Installation¶
deepQuest is written in Python and we highly recommend that you use a Conda environment in order to keep under control your working environment, without interfering with your system-wide configuration, neither former installation of dependencies.
There are a few ways to install deepQuest:
via pip¶
deepQuest can be installed using the python package manager, pip, via one of several methods. We recommend installing within a Conda environment and ensuring you are using the latest versions of setuptools and pip. deepQuest supports python versions 3.6 and 3.7
1. pip install from remote repo¶
Within a conda environment (for example named conda-env
)
(conda-env)$ pip install https://github.com/RSE-Sheffield/deepQuest
2. pip install from remote wheel, tar or zip file¶
Using the URL of a built wheel, tar or zip file from the releases tab of the deepQuest gitHub repo Again, within a conda environment
(conda-env)$ pip install https://github.com/RSE-Sheffield/deepQuest/master/archive/something.whl
3. pip install from local wheel, tar or zip file¶
Download the wheel, tar or zip from the releases tab of the deepQuest gitHub repo to a local location and
(conda-env)$ pip install deepQuest.whl
via Git clone¶
If you need to have access to the source code for development, then we suggest git cloning the deepQuest gitHub repository and installing the package using pip
to run setup.py
.
git clone the gitHub repository and build via setup.py
(conda-env)$ git clone https://github.com/RSE-Sheffield/deepQuest
(conda-env)$ cd deepquest
(conda-env)$ pip install -e .
Note: The -e
option for pip puts the package source code in a user editable location, in this example, it is left in the location from which it is installed, allowing developer changes to the code.
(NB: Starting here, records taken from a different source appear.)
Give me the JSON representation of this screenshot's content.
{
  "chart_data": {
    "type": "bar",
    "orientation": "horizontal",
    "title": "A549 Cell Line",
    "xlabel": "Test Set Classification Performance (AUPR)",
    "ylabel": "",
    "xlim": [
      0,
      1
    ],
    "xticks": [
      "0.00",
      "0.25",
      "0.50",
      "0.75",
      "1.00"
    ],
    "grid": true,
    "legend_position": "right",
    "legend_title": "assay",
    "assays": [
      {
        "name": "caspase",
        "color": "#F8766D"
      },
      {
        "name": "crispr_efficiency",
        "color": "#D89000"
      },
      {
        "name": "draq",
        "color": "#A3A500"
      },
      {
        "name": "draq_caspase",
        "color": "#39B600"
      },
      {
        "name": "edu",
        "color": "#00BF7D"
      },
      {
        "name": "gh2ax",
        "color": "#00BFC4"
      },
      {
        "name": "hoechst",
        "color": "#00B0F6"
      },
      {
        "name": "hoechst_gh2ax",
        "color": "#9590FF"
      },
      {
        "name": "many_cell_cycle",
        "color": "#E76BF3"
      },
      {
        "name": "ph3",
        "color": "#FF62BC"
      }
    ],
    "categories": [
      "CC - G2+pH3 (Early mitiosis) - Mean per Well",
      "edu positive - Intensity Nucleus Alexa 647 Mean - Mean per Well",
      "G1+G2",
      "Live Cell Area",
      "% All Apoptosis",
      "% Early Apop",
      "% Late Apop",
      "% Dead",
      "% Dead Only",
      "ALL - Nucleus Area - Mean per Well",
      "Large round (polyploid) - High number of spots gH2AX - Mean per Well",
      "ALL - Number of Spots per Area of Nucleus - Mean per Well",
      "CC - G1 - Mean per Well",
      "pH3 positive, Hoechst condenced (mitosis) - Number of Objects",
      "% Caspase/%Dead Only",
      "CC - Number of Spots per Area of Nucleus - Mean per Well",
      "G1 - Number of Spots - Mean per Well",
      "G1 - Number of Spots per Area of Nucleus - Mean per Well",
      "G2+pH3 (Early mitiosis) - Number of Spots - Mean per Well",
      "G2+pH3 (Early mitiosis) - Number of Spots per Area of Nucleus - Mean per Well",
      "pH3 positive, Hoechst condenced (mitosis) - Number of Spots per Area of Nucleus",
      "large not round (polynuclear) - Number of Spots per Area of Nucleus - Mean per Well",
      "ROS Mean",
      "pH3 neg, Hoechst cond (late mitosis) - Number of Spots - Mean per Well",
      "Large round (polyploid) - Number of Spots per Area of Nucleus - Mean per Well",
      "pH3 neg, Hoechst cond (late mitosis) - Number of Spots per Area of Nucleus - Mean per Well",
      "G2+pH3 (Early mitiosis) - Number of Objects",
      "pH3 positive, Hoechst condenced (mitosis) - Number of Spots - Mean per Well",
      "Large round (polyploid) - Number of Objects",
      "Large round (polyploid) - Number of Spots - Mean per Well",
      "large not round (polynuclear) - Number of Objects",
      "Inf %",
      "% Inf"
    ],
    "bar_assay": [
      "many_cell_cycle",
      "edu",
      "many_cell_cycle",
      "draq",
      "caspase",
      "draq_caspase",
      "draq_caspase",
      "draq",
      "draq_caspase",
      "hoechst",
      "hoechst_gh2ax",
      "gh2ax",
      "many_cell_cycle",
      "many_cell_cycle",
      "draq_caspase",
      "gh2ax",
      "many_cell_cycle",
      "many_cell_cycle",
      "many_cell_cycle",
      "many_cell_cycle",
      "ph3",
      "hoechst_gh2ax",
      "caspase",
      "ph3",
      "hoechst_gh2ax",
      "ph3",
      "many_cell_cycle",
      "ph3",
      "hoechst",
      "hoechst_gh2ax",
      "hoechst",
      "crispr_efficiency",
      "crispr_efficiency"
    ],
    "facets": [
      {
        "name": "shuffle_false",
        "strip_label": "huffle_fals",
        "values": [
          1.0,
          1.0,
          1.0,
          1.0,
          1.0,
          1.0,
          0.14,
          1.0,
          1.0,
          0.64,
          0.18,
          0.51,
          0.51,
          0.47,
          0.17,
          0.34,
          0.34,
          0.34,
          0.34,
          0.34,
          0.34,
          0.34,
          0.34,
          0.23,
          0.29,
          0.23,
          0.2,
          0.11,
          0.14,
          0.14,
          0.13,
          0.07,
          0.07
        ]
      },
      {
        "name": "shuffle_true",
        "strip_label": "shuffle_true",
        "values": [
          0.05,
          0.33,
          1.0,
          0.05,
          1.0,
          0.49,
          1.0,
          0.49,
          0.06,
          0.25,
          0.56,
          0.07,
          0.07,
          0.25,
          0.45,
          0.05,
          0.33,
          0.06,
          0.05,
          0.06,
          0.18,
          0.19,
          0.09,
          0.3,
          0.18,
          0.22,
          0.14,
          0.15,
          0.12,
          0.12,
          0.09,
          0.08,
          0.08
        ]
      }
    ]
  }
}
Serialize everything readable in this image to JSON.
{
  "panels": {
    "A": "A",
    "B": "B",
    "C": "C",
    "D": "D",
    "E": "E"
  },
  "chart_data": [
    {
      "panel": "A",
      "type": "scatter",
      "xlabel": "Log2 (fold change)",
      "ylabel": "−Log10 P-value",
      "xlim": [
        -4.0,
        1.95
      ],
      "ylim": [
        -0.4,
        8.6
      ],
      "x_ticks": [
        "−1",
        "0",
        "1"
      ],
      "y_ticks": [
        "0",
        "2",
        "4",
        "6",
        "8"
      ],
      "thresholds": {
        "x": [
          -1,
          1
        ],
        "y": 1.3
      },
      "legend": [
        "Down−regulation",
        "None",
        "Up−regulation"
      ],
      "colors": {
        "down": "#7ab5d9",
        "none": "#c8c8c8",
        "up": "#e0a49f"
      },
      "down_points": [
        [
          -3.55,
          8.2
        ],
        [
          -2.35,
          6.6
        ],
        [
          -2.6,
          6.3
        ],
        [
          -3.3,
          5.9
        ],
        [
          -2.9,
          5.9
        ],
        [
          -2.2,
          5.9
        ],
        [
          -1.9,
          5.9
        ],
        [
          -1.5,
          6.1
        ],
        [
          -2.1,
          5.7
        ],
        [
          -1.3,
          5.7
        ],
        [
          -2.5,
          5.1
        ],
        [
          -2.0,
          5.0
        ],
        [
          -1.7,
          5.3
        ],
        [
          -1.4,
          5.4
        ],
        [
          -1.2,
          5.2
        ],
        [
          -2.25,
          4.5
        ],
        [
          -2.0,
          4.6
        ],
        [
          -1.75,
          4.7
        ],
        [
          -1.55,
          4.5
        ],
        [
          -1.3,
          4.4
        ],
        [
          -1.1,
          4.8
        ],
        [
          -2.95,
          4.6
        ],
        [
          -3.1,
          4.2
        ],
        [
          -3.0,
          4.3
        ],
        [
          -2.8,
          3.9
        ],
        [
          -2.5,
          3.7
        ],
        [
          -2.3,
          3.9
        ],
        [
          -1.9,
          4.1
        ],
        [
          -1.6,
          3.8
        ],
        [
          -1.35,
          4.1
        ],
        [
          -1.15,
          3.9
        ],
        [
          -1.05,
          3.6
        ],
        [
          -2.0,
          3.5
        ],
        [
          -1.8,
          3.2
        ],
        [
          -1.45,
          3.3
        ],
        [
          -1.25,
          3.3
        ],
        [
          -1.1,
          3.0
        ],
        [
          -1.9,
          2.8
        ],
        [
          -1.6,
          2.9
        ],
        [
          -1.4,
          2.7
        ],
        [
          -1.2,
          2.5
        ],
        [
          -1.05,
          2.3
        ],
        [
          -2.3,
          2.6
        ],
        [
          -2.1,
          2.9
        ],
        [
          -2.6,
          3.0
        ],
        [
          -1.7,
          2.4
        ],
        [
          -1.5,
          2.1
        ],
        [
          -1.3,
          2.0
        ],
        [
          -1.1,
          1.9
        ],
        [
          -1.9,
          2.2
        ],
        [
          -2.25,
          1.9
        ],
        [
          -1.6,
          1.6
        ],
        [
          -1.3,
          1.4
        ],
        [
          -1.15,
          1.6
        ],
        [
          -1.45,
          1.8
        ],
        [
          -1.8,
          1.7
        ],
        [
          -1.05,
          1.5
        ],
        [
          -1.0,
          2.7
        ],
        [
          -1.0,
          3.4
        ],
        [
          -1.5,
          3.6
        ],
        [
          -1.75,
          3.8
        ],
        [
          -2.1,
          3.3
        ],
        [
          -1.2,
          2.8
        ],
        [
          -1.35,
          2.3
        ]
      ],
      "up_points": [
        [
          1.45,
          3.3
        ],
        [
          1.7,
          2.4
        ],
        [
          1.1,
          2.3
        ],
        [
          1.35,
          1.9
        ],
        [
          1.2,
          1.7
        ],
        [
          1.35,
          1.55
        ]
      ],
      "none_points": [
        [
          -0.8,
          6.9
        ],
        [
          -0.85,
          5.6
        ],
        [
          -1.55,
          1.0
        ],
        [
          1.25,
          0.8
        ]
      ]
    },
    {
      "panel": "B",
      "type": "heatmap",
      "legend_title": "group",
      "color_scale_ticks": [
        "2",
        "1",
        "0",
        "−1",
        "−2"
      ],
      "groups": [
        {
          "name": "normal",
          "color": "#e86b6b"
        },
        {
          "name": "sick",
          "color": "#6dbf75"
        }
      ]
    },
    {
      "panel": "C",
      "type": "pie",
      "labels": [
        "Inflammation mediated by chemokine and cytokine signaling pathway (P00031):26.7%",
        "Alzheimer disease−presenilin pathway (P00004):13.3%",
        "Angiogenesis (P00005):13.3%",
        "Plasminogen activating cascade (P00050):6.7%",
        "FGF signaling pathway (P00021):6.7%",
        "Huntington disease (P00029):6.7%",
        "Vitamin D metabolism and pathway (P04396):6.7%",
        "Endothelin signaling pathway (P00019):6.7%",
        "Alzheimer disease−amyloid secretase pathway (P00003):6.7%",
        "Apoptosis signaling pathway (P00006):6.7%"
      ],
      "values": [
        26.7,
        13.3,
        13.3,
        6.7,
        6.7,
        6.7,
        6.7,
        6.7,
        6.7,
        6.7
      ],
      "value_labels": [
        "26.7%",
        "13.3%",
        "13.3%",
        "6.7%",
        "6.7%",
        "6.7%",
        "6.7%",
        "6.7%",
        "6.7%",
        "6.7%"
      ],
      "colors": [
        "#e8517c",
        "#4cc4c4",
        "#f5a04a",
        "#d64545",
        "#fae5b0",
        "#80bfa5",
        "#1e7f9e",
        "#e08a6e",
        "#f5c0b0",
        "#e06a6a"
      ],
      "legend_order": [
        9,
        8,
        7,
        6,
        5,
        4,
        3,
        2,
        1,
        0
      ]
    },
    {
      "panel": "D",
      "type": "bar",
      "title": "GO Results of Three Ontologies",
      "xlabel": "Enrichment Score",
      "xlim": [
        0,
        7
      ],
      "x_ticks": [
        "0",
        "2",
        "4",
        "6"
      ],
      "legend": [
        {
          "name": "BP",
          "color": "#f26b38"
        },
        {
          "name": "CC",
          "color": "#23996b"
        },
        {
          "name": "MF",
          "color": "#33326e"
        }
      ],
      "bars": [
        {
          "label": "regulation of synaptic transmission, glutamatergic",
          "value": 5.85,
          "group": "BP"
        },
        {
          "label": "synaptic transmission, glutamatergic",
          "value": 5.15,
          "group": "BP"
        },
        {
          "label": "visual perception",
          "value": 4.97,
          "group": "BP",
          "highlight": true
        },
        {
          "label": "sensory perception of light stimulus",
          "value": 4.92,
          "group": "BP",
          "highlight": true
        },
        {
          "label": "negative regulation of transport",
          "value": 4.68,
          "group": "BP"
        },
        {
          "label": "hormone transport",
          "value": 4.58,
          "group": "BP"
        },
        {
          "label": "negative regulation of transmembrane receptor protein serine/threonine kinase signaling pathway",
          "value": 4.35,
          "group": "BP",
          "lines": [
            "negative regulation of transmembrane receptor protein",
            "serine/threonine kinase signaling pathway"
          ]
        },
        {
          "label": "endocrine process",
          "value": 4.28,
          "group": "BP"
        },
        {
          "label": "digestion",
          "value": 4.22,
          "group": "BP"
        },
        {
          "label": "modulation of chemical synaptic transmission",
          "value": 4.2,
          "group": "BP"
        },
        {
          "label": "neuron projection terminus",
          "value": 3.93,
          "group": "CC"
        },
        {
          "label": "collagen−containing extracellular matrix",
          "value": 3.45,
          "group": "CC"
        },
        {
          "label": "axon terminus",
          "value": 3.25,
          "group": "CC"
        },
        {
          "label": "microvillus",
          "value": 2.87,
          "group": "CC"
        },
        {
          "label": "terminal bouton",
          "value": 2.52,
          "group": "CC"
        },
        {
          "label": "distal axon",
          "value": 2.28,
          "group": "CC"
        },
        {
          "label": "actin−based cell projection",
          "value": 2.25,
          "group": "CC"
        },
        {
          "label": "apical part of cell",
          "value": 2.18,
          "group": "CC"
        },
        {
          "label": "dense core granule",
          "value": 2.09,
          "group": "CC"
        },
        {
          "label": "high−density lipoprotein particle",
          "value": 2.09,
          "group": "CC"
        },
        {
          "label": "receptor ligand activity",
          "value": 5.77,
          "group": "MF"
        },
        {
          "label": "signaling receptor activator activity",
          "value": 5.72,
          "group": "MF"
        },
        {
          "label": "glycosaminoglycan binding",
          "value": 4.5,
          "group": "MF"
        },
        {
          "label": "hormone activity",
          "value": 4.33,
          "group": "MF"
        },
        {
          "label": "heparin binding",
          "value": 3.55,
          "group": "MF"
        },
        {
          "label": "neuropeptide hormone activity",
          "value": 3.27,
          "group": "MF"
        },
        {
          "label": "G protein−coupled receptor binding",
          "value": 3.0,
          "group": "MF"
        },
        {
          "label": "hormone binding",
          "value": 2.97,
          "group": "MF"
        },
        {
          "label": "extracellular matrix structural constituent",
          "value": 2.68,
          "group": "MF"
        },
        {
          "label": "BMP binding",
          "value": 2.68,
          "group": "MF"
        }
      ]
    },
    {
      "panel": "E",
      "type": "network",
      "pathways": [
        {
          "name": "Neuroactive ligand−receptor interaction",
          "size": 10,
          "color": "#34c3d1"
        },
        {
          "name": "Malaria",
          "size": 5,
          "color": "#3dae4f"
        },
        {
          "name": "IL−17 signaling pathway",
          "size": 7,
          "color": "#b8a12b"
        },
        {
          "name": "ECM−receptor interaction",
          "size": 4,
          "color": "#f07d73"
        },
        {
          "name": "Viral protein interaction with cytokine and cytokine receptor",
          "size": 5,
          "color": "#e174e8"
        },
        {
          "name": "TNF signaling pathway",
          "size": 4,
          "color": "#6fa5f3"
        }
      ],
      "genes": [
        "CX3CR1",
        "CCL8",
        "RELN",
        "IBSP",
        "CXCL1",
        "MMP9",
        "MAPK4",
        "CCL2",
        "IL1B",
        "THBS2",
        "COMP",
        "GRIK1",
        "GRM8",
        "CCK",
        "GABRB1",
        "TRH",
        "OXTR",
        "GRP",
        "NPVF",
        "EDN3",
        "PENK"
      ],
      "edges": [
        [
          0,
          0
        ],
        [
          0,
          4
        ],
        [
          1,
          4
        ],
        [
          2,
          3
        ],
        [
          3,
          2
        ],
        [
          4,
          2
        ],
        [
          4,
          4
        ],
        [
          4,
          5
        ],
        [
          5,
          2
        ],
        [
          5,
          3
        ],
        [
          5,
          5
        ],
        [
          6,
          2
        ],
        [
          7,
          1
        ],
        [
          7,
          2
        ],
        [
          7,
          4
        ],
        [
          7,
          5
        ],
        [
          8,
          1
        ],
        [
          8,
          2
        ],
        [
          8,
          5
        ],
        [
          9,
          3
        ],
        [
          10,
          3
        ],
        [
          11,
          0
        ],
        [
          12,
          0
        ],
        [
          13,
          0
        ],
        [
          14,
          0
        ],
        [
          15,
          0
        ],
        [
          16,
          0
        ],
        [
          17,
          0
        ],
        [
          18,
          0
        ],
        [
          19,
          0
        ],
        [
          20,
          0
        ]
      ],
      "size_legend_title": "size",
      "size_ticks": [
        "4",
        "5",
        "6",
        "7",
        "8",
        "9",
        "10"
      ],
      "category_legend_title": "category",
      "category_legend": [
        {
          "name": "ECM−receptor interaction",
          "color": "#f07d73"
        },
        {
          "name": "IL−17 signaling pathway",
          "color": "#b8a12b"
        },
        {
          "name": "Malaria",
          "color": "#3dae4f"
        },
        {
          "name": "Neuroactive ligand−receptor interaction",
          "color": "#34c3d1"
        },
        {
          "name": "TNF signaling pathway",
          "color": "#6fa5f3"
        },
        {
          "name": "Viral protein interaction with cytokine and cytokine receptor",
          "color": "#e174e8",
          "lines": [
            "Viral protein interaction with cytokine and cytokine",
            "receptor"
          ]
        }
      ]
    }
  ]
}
Please consider contributing useful additions to the code via a gitHub pull request (see ‘How to contribute’).
Computational Requirements¶
deepQuest is GPU compatible and we highly recommend to train your models on GPU with a minimum of 8GB memory available. Of course, if you don’t have access to such resources, you can also use deepQuest on a CPU server. This will considerably extend the training time, especially for complex architecture, such as the POSTECH model (Kim et al., 2017), on large datasets, but architectures such as BiRNN should work fine and take about 12 hours to be trained (while ~20min on GPU).